The Alpha Beta Search Algorithm

This video introduces the concept of alpha-beta pruning which modifies the minimax algorithm by introducing two new variables: α -- the maximum lower bound of the minimax value -- and β -- the minimum upper bound of the minimax value. In other words: at every state in the game tree α represents the guaranteed worst-case score that the MAX player could achieve, and β represents the guaranteed worst-case score that the MIN player could achieve.

The estimates of α are only updated in each MAX node, while β is only updated in each MIN node. If the estimate of the upper bound is ever lower than the estimate of the lower bound in any state, then the search can be cut off because there are no values between the upper and lower bounds. Practically this means that your agent could do better by making a different move earlier in the game tree to avoid the pruned state.

Implementing alpha-beta pruning in minimax only adds the two new variables (alpha & beta), and adds a conditional branch to the MIN and MAX nodes to break and return the appropriate bound when a state is pruned. (See the pseudocode above & compare with the minimax algorithm.)

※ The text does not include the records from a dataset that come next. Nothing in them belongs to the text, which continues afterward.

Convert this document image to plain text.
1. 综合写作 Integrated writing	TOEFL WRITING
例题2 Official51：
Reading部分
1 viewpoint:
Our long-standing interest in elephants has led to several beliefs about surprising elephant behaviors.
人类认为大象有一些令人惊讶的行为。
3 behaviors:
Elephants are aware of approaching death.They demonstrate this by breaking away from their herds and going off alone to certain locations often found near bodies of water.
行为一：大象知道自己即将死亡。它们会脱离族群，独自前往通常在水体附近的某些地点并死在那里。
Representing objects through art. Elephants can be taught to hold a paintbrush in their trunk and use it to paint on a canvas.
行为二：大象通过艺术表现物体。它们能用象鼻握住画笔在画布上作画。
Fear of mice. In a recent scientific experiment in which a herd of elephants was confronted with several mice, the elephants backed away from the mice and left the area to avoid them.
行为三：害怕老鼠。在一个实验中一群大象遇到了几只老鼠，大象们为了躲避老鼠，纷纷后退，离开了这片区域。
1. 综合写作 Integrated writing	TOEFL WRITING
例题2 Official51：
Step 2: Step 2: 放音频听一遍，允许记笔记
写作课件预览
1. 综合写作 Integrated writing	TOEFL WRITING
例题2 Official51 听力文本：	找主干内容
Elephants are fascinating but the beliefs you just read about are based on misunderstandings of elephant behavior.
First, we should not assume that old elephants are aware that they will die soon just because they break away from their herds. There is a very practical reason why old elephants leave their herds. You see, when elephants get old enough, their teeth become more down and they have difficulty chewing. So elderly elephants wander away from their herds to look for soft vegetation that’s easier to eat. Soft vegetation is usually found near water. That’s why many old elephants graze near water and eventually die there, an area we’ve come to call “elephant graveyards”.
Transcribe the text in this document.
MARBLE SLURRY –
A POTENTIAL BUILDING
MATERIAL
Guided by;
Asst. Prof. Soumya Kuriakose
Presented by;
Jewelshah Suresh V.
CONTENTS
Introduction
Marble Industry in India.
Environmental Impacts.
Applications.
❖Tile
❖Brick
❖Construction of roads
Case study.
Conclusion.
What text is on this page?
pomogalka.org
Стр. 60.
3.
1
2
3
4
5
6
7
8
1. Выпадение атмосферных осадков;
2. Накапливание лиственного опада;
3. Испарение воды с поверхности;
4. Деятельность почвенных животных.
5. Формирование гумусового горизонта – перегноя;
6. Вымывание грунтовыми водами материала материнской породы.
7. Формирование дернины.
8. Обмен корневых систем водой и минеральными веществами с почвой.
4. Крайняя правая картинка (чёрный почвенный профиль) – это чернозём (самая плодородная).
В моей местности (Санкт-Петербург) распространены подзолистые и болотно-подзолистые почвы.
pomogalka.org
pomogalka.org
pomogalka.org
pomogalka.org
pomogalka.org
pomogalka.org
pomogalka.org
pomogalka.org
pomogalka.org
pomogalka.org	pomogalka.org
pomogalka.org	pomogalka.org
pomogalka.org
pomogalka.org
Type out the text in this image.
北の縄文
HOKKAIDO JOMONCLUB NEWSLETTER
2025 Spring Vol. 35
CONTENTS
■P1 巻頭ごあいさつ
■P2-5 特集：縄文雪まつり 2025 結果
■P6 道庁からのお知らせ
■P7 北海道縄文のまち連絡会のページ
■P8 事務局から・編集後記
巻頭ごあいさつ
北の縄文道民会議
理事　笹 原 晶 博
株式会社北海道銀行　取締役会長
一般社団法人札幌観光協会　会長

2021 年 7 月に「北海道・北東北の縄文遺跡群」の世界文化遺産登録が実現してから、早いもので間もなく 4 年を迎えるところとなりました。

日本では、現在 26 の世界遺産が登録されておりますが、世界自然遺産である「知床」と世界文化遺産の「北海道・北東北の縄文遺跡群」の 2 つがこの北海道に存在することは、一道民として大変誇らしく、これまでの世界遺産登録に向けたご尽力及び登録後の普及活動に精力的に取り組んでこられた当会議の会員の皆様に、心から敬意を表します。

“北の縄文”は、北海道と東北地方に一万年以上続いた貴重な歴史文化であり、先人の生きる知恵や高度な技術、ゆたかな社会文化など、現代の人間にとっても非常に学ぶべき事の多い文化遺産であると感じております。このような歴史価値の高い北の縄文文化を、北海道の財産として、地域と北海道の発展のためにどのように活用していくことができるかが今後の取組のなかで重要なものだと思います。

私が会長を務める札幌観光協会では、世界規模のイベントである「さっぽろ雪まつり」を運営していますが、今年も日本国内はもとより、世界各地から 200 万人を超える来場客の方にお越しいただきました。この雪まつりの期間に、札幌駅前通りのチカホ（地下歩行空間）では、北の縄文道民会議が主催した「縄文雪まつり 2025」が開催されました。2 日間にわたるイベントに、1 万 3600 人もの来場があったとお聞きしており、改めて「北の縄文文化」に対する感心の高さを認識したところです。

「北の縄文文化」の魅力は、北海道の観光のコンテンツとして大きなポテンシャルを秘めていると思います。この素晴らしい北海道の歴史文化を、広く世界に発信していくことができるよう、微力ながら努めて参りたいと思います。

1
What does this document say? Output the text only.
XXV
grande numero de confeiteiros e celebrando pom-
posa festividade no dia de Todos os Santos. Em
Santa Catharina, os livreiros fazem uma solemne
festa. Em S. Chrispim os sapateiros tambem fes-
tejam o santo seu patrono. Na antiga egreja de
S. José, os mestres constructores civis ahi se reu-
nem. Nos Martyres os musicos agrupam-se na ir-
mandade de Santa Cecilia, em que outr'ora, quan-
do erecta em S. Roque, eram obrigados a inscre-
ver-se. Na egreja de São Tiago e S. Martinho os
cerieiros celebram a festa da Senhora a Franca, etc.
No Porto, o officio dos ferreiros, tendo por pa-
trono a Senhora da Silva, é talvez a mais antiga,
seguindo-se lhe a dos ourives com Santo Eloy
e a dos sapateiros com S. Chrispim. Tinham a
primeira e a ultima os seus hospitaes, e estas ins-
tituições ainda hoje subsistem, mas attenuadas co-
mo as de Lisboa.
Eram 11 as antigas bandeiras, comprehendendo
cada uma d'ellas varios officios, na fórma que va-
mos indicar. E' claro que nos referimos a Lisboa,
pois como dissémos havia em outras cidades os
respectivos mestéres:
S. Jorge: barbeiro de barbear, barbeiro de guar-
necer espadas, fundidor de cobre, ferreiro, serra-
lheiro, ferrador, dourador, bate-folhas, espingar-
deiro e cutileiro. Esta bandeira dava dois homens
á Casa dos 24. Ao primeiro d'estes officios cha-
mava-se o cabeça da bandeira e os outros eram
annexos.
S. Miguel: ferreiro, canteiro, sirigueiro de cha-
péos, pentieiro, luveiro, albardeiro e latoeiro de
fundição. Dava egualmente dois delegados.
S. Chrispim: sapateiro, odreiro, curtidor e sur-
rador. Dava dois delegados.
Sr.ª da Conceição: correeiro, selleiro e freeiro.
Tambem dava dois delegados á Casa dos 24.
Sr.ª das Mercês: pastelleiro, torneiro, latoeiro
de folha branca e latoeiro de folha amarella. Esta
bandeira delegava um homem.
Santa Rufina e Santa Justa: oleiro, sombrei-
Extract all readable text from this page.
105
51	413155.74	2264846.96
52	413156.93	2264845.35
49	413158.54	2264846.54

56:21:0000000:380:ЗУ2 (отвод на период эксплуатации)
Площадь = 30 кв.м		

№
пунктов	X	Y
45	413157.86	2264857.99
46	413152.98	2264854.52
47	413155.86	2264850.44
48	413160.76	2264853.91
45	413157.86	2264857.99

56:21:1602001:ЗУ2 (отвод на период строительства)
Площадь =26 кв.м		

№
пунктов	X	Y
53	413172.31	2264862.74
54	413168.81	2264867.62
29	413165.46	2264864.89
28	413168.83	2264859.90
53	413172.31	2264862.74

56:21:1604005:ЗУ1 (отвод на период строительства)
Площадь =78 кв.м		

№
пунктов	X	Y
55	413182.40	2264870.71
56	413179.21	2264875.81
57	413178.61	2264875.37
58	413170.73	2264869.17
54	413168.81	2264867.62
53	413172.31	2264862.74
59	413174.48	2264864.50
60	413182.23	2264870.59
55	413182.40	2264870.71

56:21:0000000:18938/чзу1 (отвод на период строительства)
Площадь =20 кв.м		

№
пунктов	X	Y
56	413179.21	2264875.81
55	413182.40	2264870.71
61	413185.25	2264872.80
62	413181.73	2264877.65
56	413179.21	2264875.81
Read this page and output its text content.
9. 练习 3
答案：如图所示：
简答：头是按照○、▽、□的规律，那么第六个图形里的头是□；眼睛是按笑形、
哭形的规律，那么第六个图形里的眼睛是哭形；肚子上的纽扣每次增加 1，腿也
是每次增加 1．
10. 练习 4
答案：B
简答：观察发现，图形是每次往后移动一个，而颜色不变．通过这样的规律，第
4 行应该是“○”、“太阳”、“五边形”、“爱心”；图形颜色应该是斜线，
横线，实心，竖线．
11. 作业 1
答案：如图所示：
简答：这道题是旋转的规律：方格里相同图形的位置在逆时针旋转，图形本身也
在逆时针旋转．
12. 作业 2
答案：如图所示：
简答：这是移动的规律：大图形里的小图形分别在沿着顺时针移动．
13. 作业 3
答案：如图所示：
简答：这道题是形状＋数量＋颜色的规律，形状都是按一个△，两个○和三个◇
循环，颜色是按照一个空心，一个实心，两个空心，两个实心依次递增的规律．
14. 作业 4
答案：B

There's one more difference you'll notice between minimax and alpha-beta: the alpha-beta search function seems to call the max_value()helper from the root node, while minimax calls the min_value()helper. But the pseudocode for alpha-beta search is just hiding some additional complexity: calling max_value() returns the score of the best branch -- but it doesn't tell you what the best branch is. You can implement the algorithm just like the minimax-decision function if you modify it to update alpha between branches.